Ama tabi yine de sık sık ne olup bittiğine bakıyorum, alışkanlıktan. Görmediğim bir sergi üzerine yazamam ve fikir beyan edemem, ki bu yazı serginin konteksti, sergide yer alan sanatçıların işleri ya da serginin kimin tarafından İstanbul’a taşındığı ile ilgili değil... Şu günlerde beynimizin hangi gerekçelerle işgal edilip, hangi gerekçelerden soyutlandığı ile ilgili. 

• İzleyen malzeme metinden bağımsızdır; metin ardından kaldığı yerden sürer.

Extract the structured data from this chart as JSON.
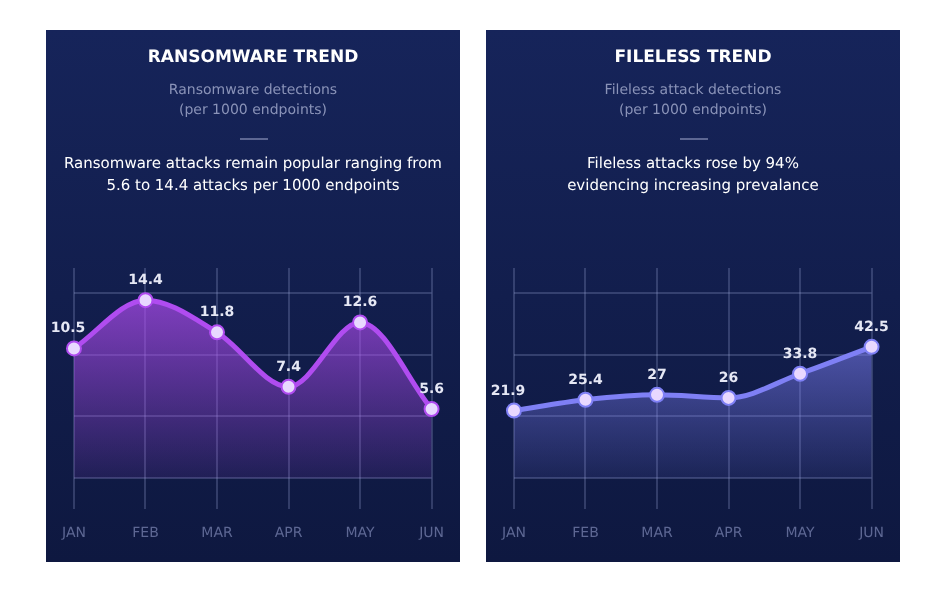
{
  "chart_data": [
    {
      "type": "area",
      "title": "RANSOMWARE TREND",
      "subtitle": "Ransomware detections\n(per 1000 endpoints)",
      "annotations": [
        "Ransomware attacks remain popular ranging from 5.6 to 14.4 attacks per 1000 endpoints"
      ],
      "categories": [
        "JAN",
        "FEB",
        "MAR",
        "APR",
        "MAY",
        "JUN"
      ],
      "series": [
        {
          "color": "#b04cf0",
          "values": [
            10.5,
            14.4,
            11.8,
            7.4,
            12.6,
            5.6
          ]
        }
      ],
      "ylim": [
        -2.5,
        17
      ],
      "yticks": [
        {
          "value": 0,
          "label": null
        },
        {
          "value": 5,
          "label": null
        },
        {
          "value": 10,
          "label": null
        },
        {
          "value": 15,
          "label": null
        }
      ],
      "tick_labels": "x",
      "grid": true,
      "data_labels": true,
      "marker": "circle",
      "legend": false
    },
    {
      "type": "area",
      "title": "FILELESS TREND",
      "subtitle": "Fileless attack detections\n(per 1000 endpoints)",
      "annotations": [
        "Fileless attacks rose by 94%\nevidencing increasing prevalance"
      ],
      "categories": [
        "JAN",
        "FEB",
        "MAR",
        "APR",
        "MAY",
        "JUN"
      ],
      "series": [
        {
          "color": "#7f80f5",
          "values": [
            21.9,
            25.4,
            27,
            26,
            33.8,
            42.5
          ]
        }
      ],
      "ylim": [
        -10,
        68
      ],
      "yticks": [
        {
          "value": 0,
          "label": null
        },
        {
          "value": 20,
          "label": null
        },
        {
          "value": 40,
          "label": null
        },
        {
          "value": 60,
          "label": null
        }
      ],
      "tick_labels": "x",
      "grid": true,
      "data_labels": true,
      "marker": "circle",
      "legend": false
    }
  ]
}
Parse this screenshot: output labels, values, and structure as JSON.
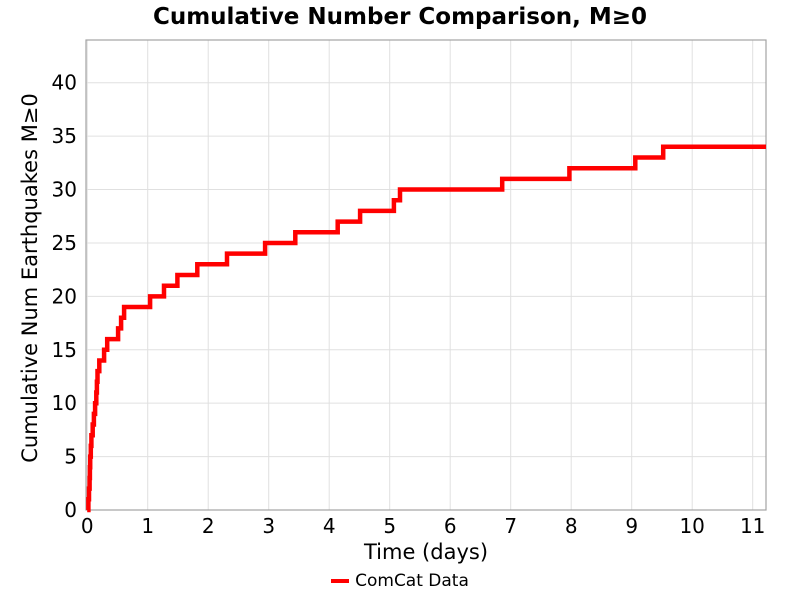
{
  "title": "Cumulative Number Comparison, M≥0",
  "chart_data": {
    "type": "line",
    "subtype": "step-post",
    "title": "Cumulative Number Comparison, M≥0",
    "xlabel": "Time (days)",
    "ylabel": "Cumulative Num Earthquakes M≥0",
    "xlim": [
      -0.02,
      11.22
    ],
    "ylim": [
      0,
      44
    ],
    "xticks": [
      0,
      1,
      2,
      3,
      4,
      5,
      6,
      7,
      8,
      9,
      10,
      11
    ],
    "yticks": [
      0,
      5,
      10,
      15,
      20,
      25,
      30,
      35,
      40
    ],
    "grid": true,
    "legend_position": "bottom-center",
    "series": [
      {
        "name": "ComCat Data",
        "color": "#ff0000",
        "line_width": 4.5,
        "description": "cumulative earthquake count step curve; pairs of [time_days, cumulative_count]",
        "step_events": [
          [
            0.02,
            1
          ],
          [
            0.03,
            2
          ],
          [
            0.04,
            3
          ],
          [
            0.045,
            4
          ],
          [
            0.05,
            5
          ],
          [
            0.06,
            6
          ],
          [
            0.07,
            7
          ],
          [
            0.09,
            8
          ],
          [
            0.11,
            9
          ],
          [
            0.13,
            10
          ],
          [
            0.15,
            11
          ],
          [
            0.16,
            12
          ],
          [
            0.17,
            13
          ],
          [
            0.2,
            14
          ],
          [
            0.28,
            15
          ],
          [
            0.33,
            16
          ],
          [
            0.51,
            17
          ],
          [
            0.56,
            18
          ],
          [
            0.61,
            19
          ],
          [
            1.04,
            20
          ],
          [
            1.27,
            21
          ],
          [
            1.49,
            22
          ],
          [
            1.82,
            23
          ],
          [
            2.31,
            24
          ],
          [
            2.94,
            25
          ],
          [
            3.44,
            26
          ],
          [
            4.14,
            27
          ],
          [
            4.51,
            28
          ],
          [
            5.07,
            29
          ],
          [
            5.17,
            30
          ],
          [
            6.86,
            31
          ],
          [
            7.97,
            32
          ],
          [
            9.06,
            33
          ],
          [
            9.52,
            34
          ]
        ],
        "end_x": 11.22
      }
    ],
    "colors": {
      "background": "#ffffff",
      "grid": "#e0e0e0",
      "spine": "#a3a3a3",
      "text": "#000000"
    }
  }
}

Nam-ı diğer ‘yeni gerçekliğimiz’ yani.

Bazen ben mi çok abartıyorum diye aşırı kızıyorum kendime ama şu en basit noktadan da başlayabilmek lazım; bienaline doyamadığınız Sharjah’ta lgbt olmanın vebali nedir? Evinde bir kutu bira bulundurmak Sharjah dolaylarında hangi ceza kanununa bağlı? Kadın haklarına hiç girmeyeceğim, Sharjah’ın sokaklarında sevgiline bir öpücük vermenin bedeli şeriat yasalarına göre nasıl ödeniyor? HIV Pozitif bireyler neden ömür boyu bu ülkeye girmekten men ediliyor? Bakın öyle basın özgürlüğünden falan bahsetmiyorum, Sharjah diye bienaline koştuğunuz yerde bir kadın bir erkekle restoranda yemek yerken görüldüğü için aklı zorlayacak cezalar alabiliyor. Oturup Birleşik Arap Emirlikleri’nin birbirinden müstesna şeriat kurallarını falan listelemeyeceğim, hepsi google’da mevcut, fakat benim hatırladığım İstanbul’da “Sharjah” gibi bir çöl yerleşiminin imitasyon bienali bu denli göklere çıkarılmaz, en azından bir iki yerde eleştiri yazılır, sanki kente Documenta gelmiş muamelesi yapılmazdı.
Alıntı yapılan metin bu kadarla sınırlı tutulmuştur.